Abstract CD73, an ecto-5'-nucleotidase, is frequently overexpressed in the tumor microenvironment and can be found on tumor, stromal cells and immune cells. Its function is to catalyze the conversion of adenosine monophosphate (AMP) to adenosine and phosphate, both at the cell surface and as a soluble factor. CD73 has gained interest as a therapeutic target in cancer due to the immunosuppressive role of adenosine in the tumor microenvironment.

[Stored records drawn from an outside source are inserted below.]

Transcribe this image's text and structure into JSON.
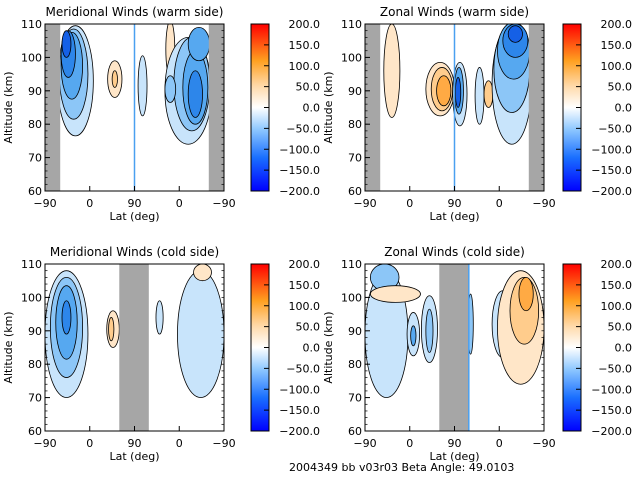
{
  "chart_data": [
    {
      "type": "heatmap",
      "title": "Meridional Winds (warm side)",
      "xlabel": "Lat (deg)",
      "ylabel": "Altitude (km)",
      "x_ticks": [
        "-90",
        "0",
        "90",
        "0",
        "-90"
      ],
      "y_ticks": [
        "60",
        "70",
        "80",
        "90",
        "100",
        "110"
      ],
      "ylim": [
        60,
        110
      ],
      "colorbar": {
        "range": [
          -200,
          200
        ],
        "ticks": [
          "200.0",
          "150.0",
          "100.0",
          "50.0",
          "0.0",
          "-50.0",
          "-100.0",
          "-150.0",
          "-200.0"
        ]
      },
      "features": [
        {
          "kind": "negative",
          "lat_range": "-70 to -20 (left)",
          "alt_range": [
            73,
            110
          ],
          "min_value": -150
        },
        {
          "kind": "positive",
          "lat_range": "~60 (left)",
          "alt_range": [
            88,
            100
          ],
          "max_value": 50
        },
        {
          "kind": "negative",
          "lat_range": "~85 (right)",
          "alt_range": [
            83,
            103
          ],
          "min_value": -50
        },
        {
          "kind": "positive",
          "lat_range": "~10 (right)",
          "alt_range": [
            98,
            110
          ],
          "max_value": 50
        },
        {
          "kind": "negative",
          "lat_range": "30 to -60 (right)",
          "alt_range": [
            73,
            110
          ],
          "min_value": -150
        }
      ]
    },
    {
      "type": "heatmap",
      "title": "Zonal Winds (warm side)",
      "xlabel": "Lat (deg)",
      "ylabel": "Altitude (km)",
      "x_ticks": [
        "-90",
        "0",
        "90",
        "0",
        "-90"
      ],
      "y_ticks": [
        "60",
        "70",
        "80",
        "90",
        "100",
        "110"
      ],
      "ylim": [
        60,
        110
      ],
      "colorbar": {
        "range": [
          -200,
          200
        ],
        "ticks": [
          "200.0",
          "150.0",
          "100.0",
          "50.0",
          "0.0",
          "-50.0",
          "-100.0",
          "-150.0",
          "-200.0"
        ]
      },
      "features": [
        {
          "kind": "positive",
          "lat_range": "~-45 (left)",
          "alt_range": [
            84,
            110
          ],
          "max_value": 50
        },
        {
          "kind": "positive",
          "lat_range": "~70 (left)",
          "alt_range": [
            84,
            100
          ],
          "max_value": 150
        },
        {
          "kind": "negative",
          "lat_range": "~85 (right)",
          "alt_range": [
            83,
            102
          ],
          "min_value": -150
        },
        {
          "kind": "negative",
          "lat_range": "~55 (right)",
          "alt_range": [
            83,
            100
          ],
          "min_value": -50
        },
        {
          "kind": "positive",
          "lat_range": "~5 (right)",
          "alt_range": [
            85,
            93
          ],
          "max_value": 75
        },
        {
          "kind": "negative",
          "lat_range": "20 to -60 (right)",
          "alt_range": [
            75,
            110
          ],
          "min_value": -175
        }
      ]
    },
    {
      "type": "heatmap",
      "title": "Meridional Winds (cold side)",
      "xlabel": "Lat (deg)",
      "ylabel": "Altitude (km)",
      "x_ticks": [
        "-90",
        "0",
        "90",
        "0",
        "-90"
      ],
      "y_ticks": [
        "60",
        "70",
        "80",
        "90",
        "100",
        "110"
      ],
      "ylim": [
        60,
        110
      ],
      "colorbar": {
        "range": [
          -200,
          200
        ],
        "ticks": [
          "200.0",
          "150.0",
          "100.0",
          "50.0",
          "0.0",
          "-50.0",
          "-100.0",
          "-150.0",
          "-200.0"
        ]
      },
      "features": [
        {
          "kind": "negative",
          "lat_range": "-90 to -10 (left)",
          "alt_range": [
            70,
            110
          ],
          "min_value": -100
        },
        {
          "kind": "positive",
          "lat_range": "~55 (left)",
          "alt_range": [
            86,
            97
          ],
          "max_value": 50
        },
        {
          "kind": "negative",
          "lat_range": "~60 (right)",
          "alt_range": [
            92,
            102
          ],
          "min_value": -50
        },
        {
          "kind": "negative",
          "lat_range": "20 to -90 (right)",
          "alt_range": [
            70,
            110
          ],
          "min_value": -50
        },
        {
          "kind": "positive",
          "lat_range": "~-30 (right)",
          "alt_range": [
            104,
            110
          ],
          "max_value": 50
        }
      ]
    },
    {
      "type": "heatmap",
      "title": "Zonal Winds (cold side)",
      "xlabel": "Lat (deg)",
      "ylabel": "Altitude (km)",
      "x_ticks": [
        "-90",
        "0",
        "90",
        "0",
        "-90"
      ],
      "y_ticks": [
        "60",
        "70",
        "80",
        "90",
        "100",
        "110"
      ],
      "ylim": [
        60,
        110
      ],
      "colorbar": {
        "range": [
          -200,
          200
        ],
        "ticks": [
          "200.0",
          "150.0",
          "100.0",
          "50.0",
          "0.0",
          "-50.0",
          "-100.0",
          "-150.0",
          "-200.0"
        ]
      },
      "features": [
        {
          "kind": "negative",
          "lat_range": "-90 to -30 (left)",
          "alt_range": [
            70,
            110
          ],
          "min_value": -75
        },
        {
          "kind": "positive",
          "lat_range": "-80 to -20 (left)",
          "alt_range": [
            95,
            105
          ],
          "max_value": 50
        },
        {
          "kind": "negative",
          "lat_range": "~5 (left)",
          "alt_range": [
            83,
            95
          ],
          "min_value": -75
        },
        {
          "kind": "negative",
          "lat_range": "~40 (left)",
          "alt_range": [
            83,
            101
          ],
          "min_value": -75
        },
        {
          "kind": "negative",
          "lat_range": "~20 (right)",
          "alt_range": [
            84,
            100
          ],
          "min_value": -75
        },
        {
          "kind": "positive",
          "lat_range": "-20 to -90 (right)",
          "alt_range": [
            76,
            110
          ],
          "max_value": 125
        }
      ]
    }
  ],
  "footer": {
    "text": "2004349 bb v03r03   Beta Angle: 49.0103"
  }
}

IOA-237 is a fully human, phage derived monoclonal antibody fully cross-reactive to mouse and human and with high potency against soluble and cell surface CD73. This novel antibody demonstrates in vitro and in vivo characteristics that suggest a best-in-class potential. We demonstrate that IOA-237 is able to significantly reduce tumor outgrowth in multiple mouse models of solid tumors. In the low CD73 expressing CT26 mouse colorectal cancer model, monotherapeutic application of IOA-237 showed tumor outgrowth reduction compared with isotype control. Best-in-class potential was confirmed with head-to-head comparison against a clinical stage anti-CD73 mAb, MEDI9447. Furthermore, inhibition of CD73 by IOA-237 was combined with inhibitors of novel immuno-oncology targets to study complementary modes of action in mouse models of solid tumors. These data indicate the potential of IOA-237 in monotherapeutic and combination therapeutic approaches and warrants further development. Additional in vitro and in vivo efficacy studies are ongoing and non-clinical safety studies are being planned. Citation Format: Marcel A. Deken, Alan M. Carruthers, Karolina Niewola-Staszkowska, Gráinne Gernon, Hilary Sandig, Pritom Shah, Michael M. Lahn, Zoë Johnson. IOA-237 - A potent anti-CD73 mAb demonstrates monotherapeutic and combination efficacy in solid tumor models [abstract]. In: Proceedings of the American Association for Cancer Research Annual Meeting 2021; 2021 Apr 10-15 and May 17-21. Philadelphia (PA): AACR; Cancer Res 2021;81(13_Suppl):Abstract nr 1877.